Douglas Ross has called for Humza Yousaf to be sacked as Anas Sarwar hit out at the "worst crisis our NHS has ever seen" at as the Scottish Government came under fire at First Minister's Questions.

The Deputy First Minister defended his government’s approach to recovery on the NHS, while addressing the decision of the Royal College of Nurses to go on strike for the first time in their history.

Challenging John Swinney on the state of patient safety in the National Health Service, leader of the Scottish Conservatives, Douglas Ross, echoed the comments of Hilary Nelson of the Royal College of Nurses telling him that “things are not safe for patients”.

Swinney - stepping in for Nicola Sturgeon, who today was in talks with the PM - told Ross that Scotland is currently employing the highest level of nurses on record, while admitting there still are vacancies that have not been filled.  

On striking a pay deal for nurses, he said: “There have been extensive negotiations that the health secretary and myself have been involved in to try to resolve the pay issue. And we have put forward a record pay deal which will be a seven per cent increase, and an 11 per cent increase for those on the lowest incomes.”

Ross was scathing of health secretary Humza Yousaf, he said: “It is beyond doubt, this Health Secretary has failed...

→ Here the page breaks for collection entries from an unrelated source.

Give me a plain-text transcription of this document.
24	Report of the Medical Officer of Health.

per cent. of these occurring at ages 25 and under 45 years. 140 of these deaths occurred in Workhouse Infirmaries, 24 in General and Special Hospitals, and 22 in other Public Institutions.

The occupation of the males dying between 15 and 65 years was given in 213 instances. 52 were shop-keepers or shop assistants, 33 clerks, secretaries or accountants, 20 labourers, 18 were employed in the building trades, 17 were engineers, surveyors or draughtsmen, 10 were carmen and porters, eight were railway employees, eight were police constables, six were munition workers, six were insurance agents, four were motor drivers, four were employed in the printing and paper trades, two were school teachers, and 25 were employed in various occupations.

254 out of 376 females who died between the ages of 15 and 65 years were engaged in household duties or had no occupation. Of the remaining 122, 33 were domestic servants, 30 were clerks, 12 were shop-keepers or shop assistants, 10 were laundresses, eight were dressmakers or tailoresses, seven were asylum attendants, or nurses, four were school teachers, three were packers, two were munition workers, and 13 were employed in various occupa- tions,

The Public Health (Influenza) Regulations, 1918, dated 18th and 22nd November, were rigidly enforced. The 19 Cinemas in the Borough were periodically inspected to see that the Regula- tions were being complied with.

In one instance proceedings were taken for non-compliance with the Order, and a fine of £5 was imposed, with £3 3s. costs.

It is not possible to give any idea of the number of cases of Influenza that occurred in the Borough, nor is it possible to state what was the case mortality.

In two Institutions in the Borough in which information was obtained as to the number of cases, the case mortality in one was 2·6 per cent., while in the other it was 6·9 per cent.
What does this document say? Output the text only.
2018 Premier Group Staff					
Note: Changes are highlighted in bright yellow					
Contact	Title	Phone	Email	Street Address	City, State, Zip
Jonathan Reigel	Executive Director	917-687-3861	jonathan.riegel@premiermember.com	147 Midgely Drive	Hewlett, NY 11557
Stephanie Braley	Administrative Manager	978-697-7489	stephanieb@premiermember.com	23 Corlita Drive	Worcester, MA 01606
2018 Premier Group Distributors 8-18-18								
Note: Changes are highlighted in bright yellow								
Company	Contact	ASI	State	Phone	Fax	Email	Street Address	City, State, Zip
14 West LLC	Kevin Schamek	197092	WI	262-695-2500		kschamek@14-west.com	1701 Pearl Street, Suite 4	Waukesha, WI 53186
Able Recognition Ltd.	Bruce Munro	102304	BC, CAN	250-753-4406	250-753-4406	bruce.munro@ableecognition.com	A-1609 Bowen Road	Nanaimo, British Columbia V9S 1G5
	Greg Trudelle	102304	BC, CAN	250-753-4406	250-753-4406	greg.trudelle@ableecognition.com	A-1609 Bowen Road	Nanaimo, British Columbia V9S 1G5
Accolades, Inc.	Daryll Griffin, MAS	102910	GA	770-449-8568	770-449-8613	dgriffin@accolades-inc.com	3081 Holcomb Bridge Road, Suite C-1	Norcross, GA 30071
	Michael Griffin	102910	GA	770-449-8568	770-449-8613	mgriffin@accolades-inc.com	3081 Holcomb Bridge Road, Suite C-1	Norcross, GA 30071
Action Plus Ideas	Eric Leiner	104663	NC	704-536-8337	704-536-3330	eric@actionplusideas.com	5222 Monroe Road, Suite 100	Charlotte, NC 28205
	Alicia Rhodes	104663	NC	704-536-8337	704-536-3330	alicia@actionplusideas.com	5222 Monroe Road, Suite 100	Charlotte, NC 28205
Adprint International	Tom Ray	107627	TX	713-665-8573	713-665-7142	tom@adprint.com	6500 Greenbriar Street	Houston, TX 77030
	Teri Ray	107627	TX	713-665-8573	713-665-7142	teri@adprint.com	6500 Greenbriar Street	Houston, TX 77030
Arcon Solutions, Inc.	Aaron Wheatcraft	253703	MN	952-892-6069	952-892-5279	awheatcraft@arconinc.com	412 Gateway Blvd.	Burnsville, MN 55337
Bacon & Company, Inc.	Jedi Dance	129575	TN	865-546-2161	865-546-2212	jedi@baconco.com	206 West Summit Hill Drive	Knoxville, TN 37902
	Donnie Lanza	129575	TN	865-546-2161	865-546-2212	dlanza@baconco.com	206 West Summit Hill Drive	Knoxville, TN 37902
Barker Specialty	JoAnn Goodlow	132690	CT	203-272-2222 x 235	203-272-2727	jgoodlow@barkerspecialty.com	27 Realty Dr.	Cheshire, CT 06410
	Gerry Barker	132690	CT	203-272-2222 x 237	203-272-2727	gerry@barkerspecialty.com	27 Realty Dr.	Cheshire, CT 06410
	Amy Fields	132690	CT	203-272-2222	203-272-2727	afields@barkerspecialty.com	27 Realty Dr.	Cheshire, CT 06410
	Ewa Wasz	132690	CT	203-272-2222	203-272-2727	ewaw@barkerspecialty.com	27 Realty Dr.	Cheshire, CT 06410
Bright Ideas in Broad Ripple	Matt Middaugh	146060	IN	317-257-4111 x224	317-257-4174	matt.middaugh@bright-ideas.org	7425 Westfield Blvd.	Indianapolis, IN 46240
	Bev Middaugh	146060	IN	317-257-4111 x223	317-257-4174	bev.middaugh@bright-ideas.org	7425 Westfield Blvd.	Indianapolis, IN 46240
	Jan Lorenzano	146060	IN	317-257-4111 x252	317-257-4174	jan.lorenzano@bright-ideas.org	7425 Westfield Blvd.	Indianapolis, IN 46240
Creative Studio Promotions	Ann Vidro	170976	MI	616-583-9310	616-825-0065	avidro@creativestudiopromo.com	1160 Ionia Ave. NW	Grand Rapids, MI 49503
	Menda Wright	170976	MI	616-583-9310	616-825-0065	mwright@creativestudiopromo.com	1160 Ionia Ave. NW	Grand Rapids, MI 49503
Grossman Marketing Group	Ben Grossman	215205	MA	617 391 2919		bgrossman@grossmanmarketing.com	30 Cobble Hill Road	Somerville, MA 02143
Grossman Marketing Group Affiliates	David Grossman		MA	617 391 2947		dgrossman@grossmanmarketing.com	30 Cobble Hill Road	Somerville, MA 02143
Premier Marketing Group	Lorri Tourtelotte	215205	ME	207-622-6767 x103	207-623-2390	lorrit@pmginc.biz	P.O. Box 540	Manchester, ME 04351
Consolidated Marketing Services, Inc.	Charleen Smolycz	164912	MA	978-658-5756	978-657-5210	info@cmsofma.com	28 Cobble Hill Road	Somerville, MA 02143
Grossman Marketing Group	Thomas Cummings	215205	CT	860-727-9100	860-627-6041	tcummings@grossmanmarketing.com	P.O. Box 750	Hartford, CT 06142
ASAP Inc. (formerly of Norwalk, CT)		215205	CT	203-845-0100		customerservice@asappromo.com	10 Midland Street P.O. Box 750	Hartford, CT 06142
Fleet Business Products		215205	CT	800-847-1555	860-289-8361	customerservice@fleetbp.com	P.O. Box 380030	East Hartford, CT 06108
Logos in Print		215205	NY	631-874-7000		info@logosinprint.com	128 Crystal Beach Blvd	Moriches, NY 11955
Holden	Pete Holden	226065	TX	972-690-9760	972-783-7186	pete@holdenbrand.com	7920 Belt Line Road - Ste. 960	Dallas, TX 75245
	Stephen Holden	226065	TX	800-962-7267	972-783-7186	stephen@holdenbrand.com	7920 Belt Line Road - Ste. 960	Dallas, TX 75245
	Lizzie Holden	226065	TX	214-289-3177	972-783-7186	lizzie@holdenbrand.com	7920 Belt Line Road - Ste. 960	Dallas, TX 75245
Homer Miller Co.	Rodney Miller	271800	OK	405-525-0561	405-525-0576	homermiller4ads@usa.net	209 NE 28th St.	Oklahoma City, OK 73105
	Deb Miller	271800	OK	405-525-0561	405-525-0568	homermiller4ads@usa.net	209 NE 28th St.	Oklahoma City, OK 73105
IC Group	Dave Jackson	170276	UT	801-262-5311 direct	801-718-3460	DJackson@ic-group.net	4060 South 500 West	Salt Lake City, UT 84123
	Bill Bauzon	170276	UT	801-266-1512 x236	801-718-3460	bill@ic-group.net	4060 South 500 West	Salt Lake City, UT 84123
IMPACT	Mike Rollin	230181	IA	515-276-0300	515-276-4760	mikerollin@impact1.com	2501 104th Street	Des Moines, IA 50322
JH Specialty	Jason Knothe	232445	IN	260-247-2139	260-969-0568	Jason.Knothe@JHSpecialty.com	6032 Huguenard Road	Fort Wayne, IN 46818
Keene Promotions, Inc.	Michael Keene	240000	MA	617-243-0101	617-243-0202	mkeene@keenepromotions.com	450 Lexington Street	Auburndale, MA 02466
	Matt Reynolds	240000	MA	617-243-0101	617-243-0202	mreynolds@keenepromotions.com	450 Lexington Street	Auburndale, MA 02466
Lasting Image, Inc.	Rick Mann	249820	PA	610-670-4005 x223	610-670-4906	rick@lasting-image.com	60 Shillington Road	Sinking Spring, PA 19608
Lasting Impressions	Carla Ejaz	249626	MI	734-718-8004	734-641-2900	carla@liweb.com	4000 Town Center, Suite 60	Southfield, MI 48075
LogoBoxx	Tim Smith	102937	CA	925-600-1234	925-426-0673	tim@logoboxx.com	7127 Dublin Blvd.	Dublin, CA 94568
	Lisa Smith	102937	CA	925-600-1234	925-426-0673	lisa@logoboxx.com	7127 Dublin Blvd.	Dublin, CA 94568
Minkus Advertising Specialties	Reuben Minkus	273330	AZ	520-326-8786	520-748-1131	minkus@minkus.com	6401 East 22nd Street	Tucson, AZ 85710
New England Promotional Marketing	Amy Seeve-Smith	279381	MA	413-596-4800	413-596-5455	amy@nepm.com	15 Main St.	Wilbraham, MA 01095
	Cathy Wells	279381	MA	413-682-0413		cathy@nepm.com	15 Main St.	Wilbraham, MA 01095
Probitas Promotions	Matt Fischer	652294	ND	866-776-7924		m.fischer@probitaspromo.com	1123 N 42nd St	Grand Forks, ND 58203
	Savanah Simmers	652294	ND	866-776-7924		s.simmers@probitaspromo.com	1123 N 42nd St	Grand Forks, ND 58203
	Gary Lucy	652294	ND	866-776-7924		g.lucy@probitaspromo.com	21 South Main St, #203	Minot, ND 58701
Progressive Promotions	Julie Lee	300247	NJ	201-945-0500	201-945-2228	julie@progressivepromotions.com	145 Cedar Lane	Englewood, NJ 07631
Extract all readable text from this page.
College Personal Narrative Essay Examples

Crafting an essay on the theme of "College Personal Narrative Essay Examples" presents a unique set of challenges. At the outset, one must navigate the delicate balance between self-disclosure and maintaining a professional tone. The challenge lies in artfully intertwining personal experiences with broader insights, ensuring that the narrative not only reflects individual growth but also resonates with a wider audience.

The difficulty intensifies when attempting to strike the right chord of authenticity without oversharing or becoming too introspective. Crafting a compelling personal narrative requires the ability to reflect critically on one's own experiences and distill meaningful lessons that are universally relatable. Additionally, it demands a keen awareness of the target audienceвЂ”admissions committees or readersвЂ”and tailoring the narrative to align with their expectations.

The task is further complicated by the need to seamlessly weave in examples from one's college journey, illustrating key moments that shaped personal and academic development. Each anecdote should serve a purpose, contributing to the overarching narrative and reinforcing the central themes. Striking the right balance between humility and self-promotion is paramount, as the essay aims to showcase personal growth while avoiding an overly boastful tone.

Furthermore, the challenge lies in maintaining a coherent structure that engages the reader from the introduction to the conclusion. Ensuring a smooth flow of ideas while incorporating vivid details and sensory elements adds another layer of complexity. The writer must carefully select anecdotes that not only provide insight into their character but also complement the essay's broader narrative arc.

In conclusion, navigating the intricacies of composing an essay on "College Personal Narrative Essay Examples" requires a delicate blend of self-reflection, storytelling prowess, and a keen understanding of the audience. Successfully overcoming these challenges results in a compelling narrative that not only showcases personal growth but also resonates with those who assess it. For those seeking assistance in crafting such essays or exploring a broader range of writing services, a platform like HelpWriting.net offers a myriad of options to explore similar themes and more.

“It is the 14th time since Humza Yousaf became health secretary that A&E waiting times have hit their worst ever levels.”

Swinney rebutted Ross’ comments by pointing that “we have the best performing A&E system in the United Kingdom.”

Scottish Labour leader Anas Sarwar pointed out to the Deputy First Minister that “nurses have been underpaid a long time before the pandemic”. He quoted Julie Lamberth of the Royal College of Nurses, who described the last ten years as “a decade of failure”.  

Swinney was keen to point out that “we have record staffing levels in the NHS” and that vacancies have not been helped by the blocking of freedom of movement caused by Brexit.  

Sarwar described the UK Government as “rotten” and said they should “pay the price” for the economic crisis. But then was keen to highlight more failings of the NHS Scotland. He pointed to figures from NHS Greater Glasgow and Clyde, that reported 216 investigations into “significant adverse events that could have or did result in harm to people or groups of people” in which six people died as a result.

He said of the DFM: “His head is in the sand. If it is so good [staffing level], why are they striking for the first time in their history?”

Swinney responded: “The Scottish Government is absolutely focused on giving the necessary leadership and resourcing to addressing those circumstances.”